A alternativa B descreve o mecanismo corretamente mas inverte a lógica de sobreposição. As alternativas C e D introduzem comportamentos que não existem no modelo de processamento de NSG.


Gabarito — Questão 3

Resposta: Falso

O comportamento é o inverso: para tráfego de entrada, as regras do NSG da sub-rede são avaliadas primeiro, e somente então as regras do NSG da NIC. Para tráfego de saída, a ordem se inverte: NIC primeiro, sub-rede depois.

Esse comportamento é não óbvio porque intuitivamente se esperaria que a NIC, por estar mais próxima da VM, fosse o primeiro ponto de controle. Na prática, o tráfego de entrada atravessa primeiro a fronteira da sub-rede antes de chegar à interface de rede. Compreender essa ordem é crítico para diagnosticar por que um tráfego é bloqueado mesmo com regras permissivas no NSG da NIC.


Gabarito — Questão 4

Resposta: B

A Service Tag VirtualNetwork não representa apenas a VNet local. Ela inclui:

  • O espaço de endereçamento da VNet local
  • Espaços de endereço de VNets peered
  • Redes conectadas via VPN Gateway ou ExpressRoute

Se a intenção é restringir SSH apenas a administradores dentro da VNet local, o uso de VirtualNetwork pode expor o acesso SSH a redes externas conectadas por peering ou VPN, contrariando a política de segurança declarada. O correto seria usar o CIDR exato da VNet local ou da sub-rede de gerenciamento.

A alternativa A descreve uma redundância real, mas não constitui uma falha de segurança. A alternativa D está errada porque a regra 130 ainda é alcançável para tráfego que não corresponde à regra 120 (origens fora da Service Tag VirtualNetwork). A alternativa C inverte a lógica de prioridade.


Gabarito — Questão 5

Resposta: C

A Service Tag AzureKeyVault representa os intervalos de IP públicos gerenciados pela Microsoft para o serviço Key Vault em uma determinada região.

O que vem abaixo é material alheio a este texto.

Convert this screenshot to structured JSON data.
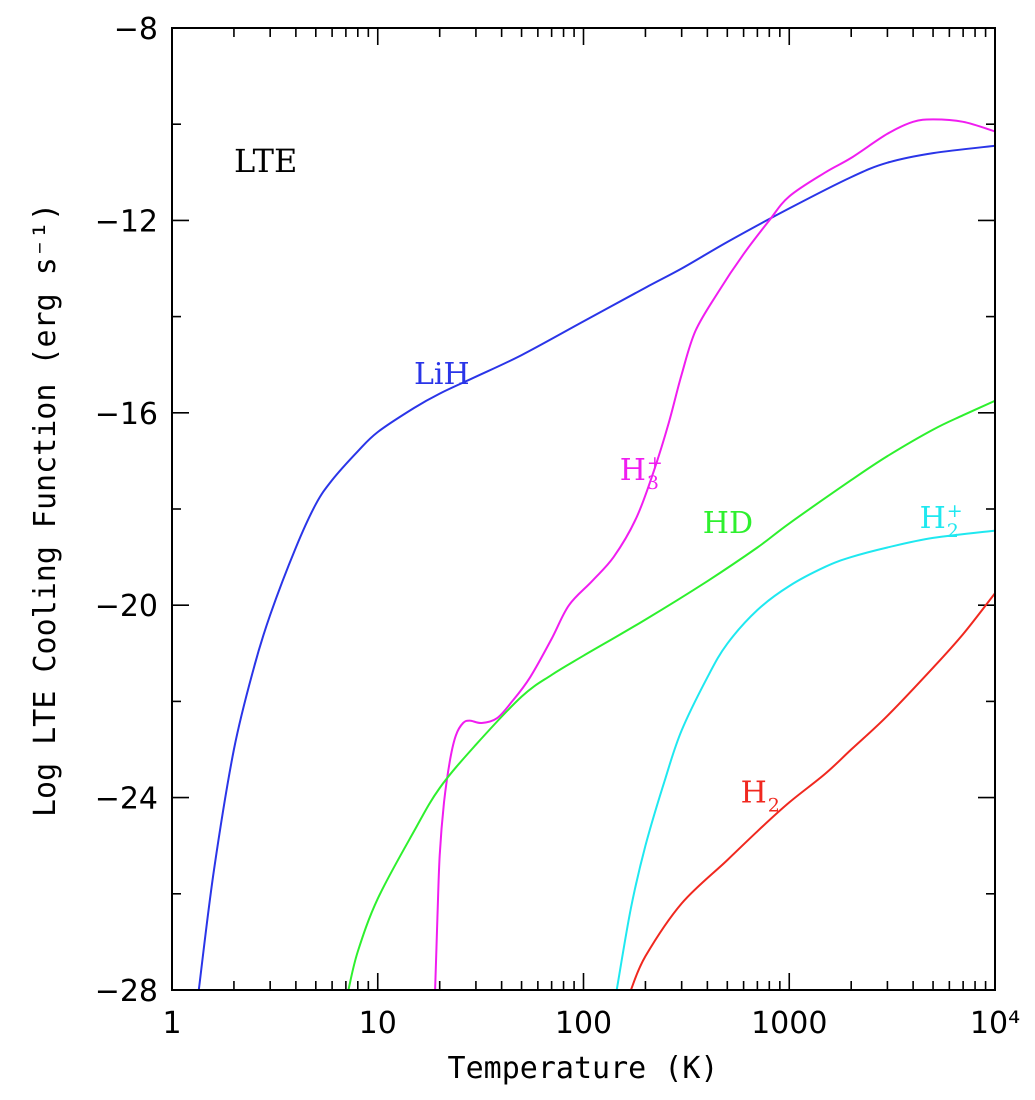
{
  "chart_data": {
    "type": "line",
    "panel_label": "LTE",
    "xlabel": "Temperature (K)",
    "ylabel": "Log LTE Cooling Function (erg s⁻¹)",
    "xscale": "log",
    "xlim": [
      1,
      10000
    ],
    "ylim": [
      -28,
      -8
    ],
    "x_tick_values": [
      1,
      10,
      100,
      1000,
      10000
    ],
    "x_tick_labels": [
      "1",
      "10",
      "100",
      "1000",
      "10⁴"
    ],
    "y_tick_values": [
      -8,
      -12,
      -16,
      -20,
      -24,
      -28
    ],
    "y_tick_labels": [
      "−8",
      "−12",
      "−16",
      "−20",
      "−24",
      "−28"
    ],
    "grid": false,
    "series": [
      {
        "name": "LiH",
        "label_main": "LiH",
        "label_sub": "",
        "label_sup": "",
        "label_at": [
          15,
          -15.4
        ],
        "color": "#2a35e8",
        "points": [
          [
            1.35,
            -28
          ],
          [
            1.6,
            -25.5
          ],
          [
            2,
            -23
          ],
          [
            2.5,
            -21.3
          ],
          [
            3,
            -20.2
          ],
          [
            4,
            -18.8
          ],
          [
            5,
            -17.9
          ],
          [
            6,
            -17.4
          ],
          [
            8,
            -16.8
          ],
          [
            10,
            -16.4
          ],
          [
            15,
            -15.9
          ],
          [
            20,
            -15.6
          ],
          [
            30,
            -15.25
          ],
          [
            50,
            -14.8
          ],
          [
            100,
            -14.1
          ],
          [
            200,
            -13.4
          ],
          [
            300,
            -13.0
          ],
          [
            500,
            -12.45
          ],
          [
            1000,
            -11.75
          ],
          [
            2000,
            -11.1
          ],
          [
            3000,
            -10.8
          ],
          [
            5000,
            -10.6
          ],
          [
            10000,
            -10.45
          ]
        ]
      },
      {
        "name": "H3+",
        "label_main": "H",
        "label_sub": "3",
        "label_sup": "+",
        "label_at": [
          150,
          -17.4
        ],
        "color": "#f01df0",
        "points": [
          [
            19,
            -28
          ],
          [
            19.5,
            -26.5
          ],
          [
            20,
            -25.2
          ],
          [
            21,
            -24.1
          ],
          [
            22.5,
            -23.2
          ],
          [
            24,
            -22.7
          ],
          [
            26,
            -22.45
          ],
          [
            28,
            -22.4
          ],
          [
            32,
            -22.45
          ],
          [
            38,
            -22.35
          ],
          [
            45,
            -22.0
          ],
          [
            55,
            -21.5
          ],
          [
            70,
            -20.7
          ],
          [
            85,
            -20.0
          ],
          [
            110,
            -19.5
          ],
          [
            140,
            -19.0
          ],
          [
            180,
            -18.2
          ],
          [
            220,
            -17.2
          ],
          [
            260,
            -16.2
          ],
          [
            300,
            -15.2
          ],
          [
            350,
            -14.3
          ],
          [
            450,
            -13.5
          ],
          [
            600,
            -12.7
          ],
          [
            800,
            -12.0
          ],
          [
            1000,
            -11.5
          ],
          [
            1500,
            -11.0
          ],
          [
            2000,
            -10.7
          ],
          [
            3000,
            -10.2
          ],
          [
            4000,
            -9.95
          ],
          [
            5000,
            -9.9
          ],
          [
            7000,
            -9.95
          ],
          [
            10000,
            -10.15
          ]
        ]
      },
      {
        "name": "HD",
        "label_main": "HD",
        "label_sub": "",
        "label_sup": "",
        "label_at": [
          380,
          -18.5
        ],
        "color": "#2ef02e",
        "points": [
          [
            7.2,
            -28
          ],
          [
            8,
            -27.2
          ],
          [
            10,
            -26.1
          ],
          [
            15,
            -24.7
          ],
          [
            20,
            -23.8
          ],
          [
            30,
            -22.9
          ],
          [
            50,
            -21.9
          ],
          [
            70,
            -21.45
          ],
          [
            100,
            -21.05
          ],
          [
            200,
            -20.3
          ],
          [
            400,
            -19.5
          ],
          [
            700,
            -18.8
          ],
          [
            1000,
            -18.3
          ],
          [
            2000,
            -17.4
          ],
          [
            3000,
            -16.9
          ],
          [
            5000,
            -16.35
          ],
          [
            7000,
            -16.05
          ],
          [
            10000,
            -15.75
          ]
        ]
      },
      {
        "name": "H2+",
        "label_main": "H",
        "label_sub": "2",
        "label_sup": "+",
        "label_at": [
          4300,
          -18.4
        ],
        "color": "#1fe8f0",
        "points": [
          [
            145,
            -28
          ],
          [
            170,
            -26.3
          ],
          [
            200,
            -25.0
          ],
          [
            250,
            -23.6
          ],
          [
            300,
            -22.6
          ],
          [
            400,
            -21.5
          ],
          [
            500,
            -20.8
          ],
          [
            700,
            -20.1
          ],
          [
            1000,
            -19.6
          ],
          [
            1500,
            -19.2
          ],
          [
            2000,
            -19.0
          ],
          [
            3000,
            -18.8
          ],
          [
            5000,
            -18.6
          ],
          [
            10000,
            -18.45
          ]
        ]
      },
      {
        "name": "H2",
        "label_main": "H",
        "label_sub": "2",
        "label_sup": "",
        "label_at": [
          580,
          -24.1
        ],
        "color": "#f0281f",
        "points": [
          [
            170,
            -28
          ],
          [
            200,
            -27.3
          ],
          [
            300,
            -26.2
          ],
          [
            500,
            -25.3
          ],
          [
            700,
            -24.7
          ],
          [
            1000,
            -24.1
          ],
          [
            1500,
            -23.5
          ],
          [
            2000,
            -23.0
          ],
          [
            3000,
            -22.3
          ],
          [
            5000,
            -21.3
          ],
          [
            7000,
            -20.6
          ],
          [
            10000,
            -19.75
          ]
        ]
      }
    ]
  }
}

Usar essa tag em uma regra de NSG permite que as VMs alcancem esses IPs, mas o tráfego ainda pode transitar pela internet pública dependendo da topologia de rede.

Para garantir que o tráfego não saia pela internet, é necessário configurar complementarmente:

  • Service Endpoints: roteiam o tráfego pelo backbone da Microsoft, sem IP privado no Key Vault.
  • Private Endpoints: atribuem um IP privado ao Key Vault dentro da VNet, eliminando qualquer exposição pública.

A alternativa B está errada porque Service Tags não têm relação com Private Endpoints e não limitam IPs privados. A alternativa D confunde a camada de armazenamento interno do serviço com o plano de rede. O NSG por si só não garante a ausência de exposição à internet; ele controla apenas quais destinos são permitidos ou negados na saída.